What do good-looking men, lentils, no housework and kissing all have in common? According to superstition, they all bring good luck in the new year.
January seems to have more hopes pinned on it than any other month. As the first month of a brand new year, it has come to signify a clean slate, starting over and new beginnings. Many people will go to great lengths to ensure that they have a successful new year; therefore, numerous traditions have sprung up over the centuries.
For instance, the first person to step through your door on New Year’s Day should be a good-looking, dark-haired man. He has to knock and be let in, be carrying a piece of coal (so that your house will always be warm), a loaf of bread (to ensure that your household will always have food), money (obvious) and greenery (for long life). This individual brings extra luck if he comes on a horse.
Just about everyone has heard of New Year’s superstitions surrounding food. On our first New Year’s Day as a married couple, The Husband informed me that I had to prepare black eyed peas and hog jowls, or we would be doomed for the next 365 days.
Hog jowls?
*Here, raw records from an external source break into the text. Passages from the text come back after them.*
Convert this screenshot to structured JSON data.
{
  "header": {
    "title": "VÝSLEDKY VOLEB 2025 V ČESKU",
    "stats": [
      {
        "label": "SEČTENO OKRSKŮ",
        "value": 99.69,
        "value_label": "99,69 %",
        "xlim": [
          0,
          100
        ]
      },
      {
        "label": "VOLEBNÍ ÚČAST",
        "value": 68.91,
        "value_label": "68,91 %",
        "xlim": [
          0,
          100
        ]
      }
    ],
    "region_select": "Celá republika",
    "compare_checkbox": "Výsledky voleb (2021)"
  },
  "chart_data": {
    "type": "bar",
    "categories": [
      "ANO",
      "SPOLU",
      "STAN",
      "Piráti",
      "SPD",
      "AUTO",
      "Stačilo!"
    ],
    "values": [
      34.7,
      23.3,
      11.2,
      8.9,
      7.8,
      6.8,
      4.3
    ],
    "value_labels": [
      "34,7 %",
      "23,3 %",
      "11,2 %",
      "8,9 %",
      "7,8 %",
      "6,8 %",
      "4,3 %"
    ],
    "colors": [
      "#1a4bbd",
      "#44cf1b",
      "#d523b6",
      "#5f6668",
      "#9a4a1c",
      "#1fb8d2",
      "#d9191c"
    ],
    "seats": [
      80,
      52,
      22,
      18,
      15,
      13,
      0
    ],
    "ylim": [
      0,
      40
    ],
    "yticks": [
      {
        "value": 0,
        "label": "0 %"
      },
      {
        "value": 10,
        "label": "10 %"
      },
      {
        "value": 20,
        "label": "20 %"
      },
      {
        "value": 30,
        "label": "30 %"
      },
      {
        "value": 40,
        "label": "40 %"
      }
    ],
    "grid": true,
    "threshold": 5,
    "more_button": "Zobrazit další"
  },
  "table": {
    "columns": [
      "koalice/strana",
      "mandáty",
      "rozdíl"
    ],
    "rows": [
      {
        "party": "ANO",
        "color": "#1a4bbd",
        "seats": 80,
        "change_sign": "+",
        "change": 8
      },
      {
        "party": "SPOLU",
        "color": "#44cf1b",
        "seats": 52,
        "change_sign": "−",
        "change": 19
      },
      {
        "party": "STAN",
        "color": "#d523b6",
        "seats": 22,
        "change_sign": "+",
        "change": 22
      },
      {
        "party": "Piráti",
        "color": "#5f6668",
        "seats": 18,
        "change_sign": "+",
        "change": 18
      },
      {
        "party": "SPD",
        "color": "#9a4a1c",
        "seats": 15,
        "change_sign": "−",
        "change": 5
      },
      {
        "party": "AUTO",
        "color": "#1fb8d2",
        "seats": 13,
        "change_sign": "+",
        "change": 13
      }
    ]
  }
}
I think I looked at him as if a man on a horse with groceries and cash had just knocked on my front door. He may as well have asked me to personally pickle some pig’s feet. Turns out, eating pork is lucky because pigs eat moving forward, thus guaranteeing that you will also move forward in the next year. I managed to convince my husband that any part of a pig would do, not just the jowls.
Black eyed peas bring riches and safety. I wonder if the more you eat, the more riches you will have? Even if that’s not the case, these warm, spicy black eyed peas will be finding their way onto our New Years Day dinner table. I love the ethnic flavors the cumin, coriander, and saffron lends to a traditionally Southern staple.
Black Eyed Peas with Saffron
- 1 ½ cups frozen black-eyed peas
- 2 tablespoons extra virgin olive oil
- ½ medium Spanish onion, diced
- 1 medium garlic clove, minced
- ½ teaspoon saffron threads
- 1 teaspoon cumin
- ½ teaspoon coriander
- ¼ cup fresh flat-leaf Italian parsley
- 2 tablespoons lemon juice
- ½ teaspoon red pepper flakes
- Freshly ground black pepper
- In a large saucepan, bring six cups of water to a boil. Return to a boil. Reduce heat to medium low and boil until peas are tender, about 25-45 minutes. Drain peas, reserving ⅓ cup of the cooking liquid. Set peas aside.
- In the same saucepan, heat 1 tablespoon of oil over medium heat. Add onion, garlic, saffron, cumin, coriander, and one teaspoon of salt. Cook until onion is tender and translucent, about 5 minutes. Add reserved cooking liquid, scraping up and browned bits from the bottom of the pan. Cook until liquid is almost absorbed, about two minutes. Add the peas and stir until mixture is combined and heated through. Add parsley, lemon juice, red pepper flakes and remaining 1 tablespoon of oil. Season with salt and pepper.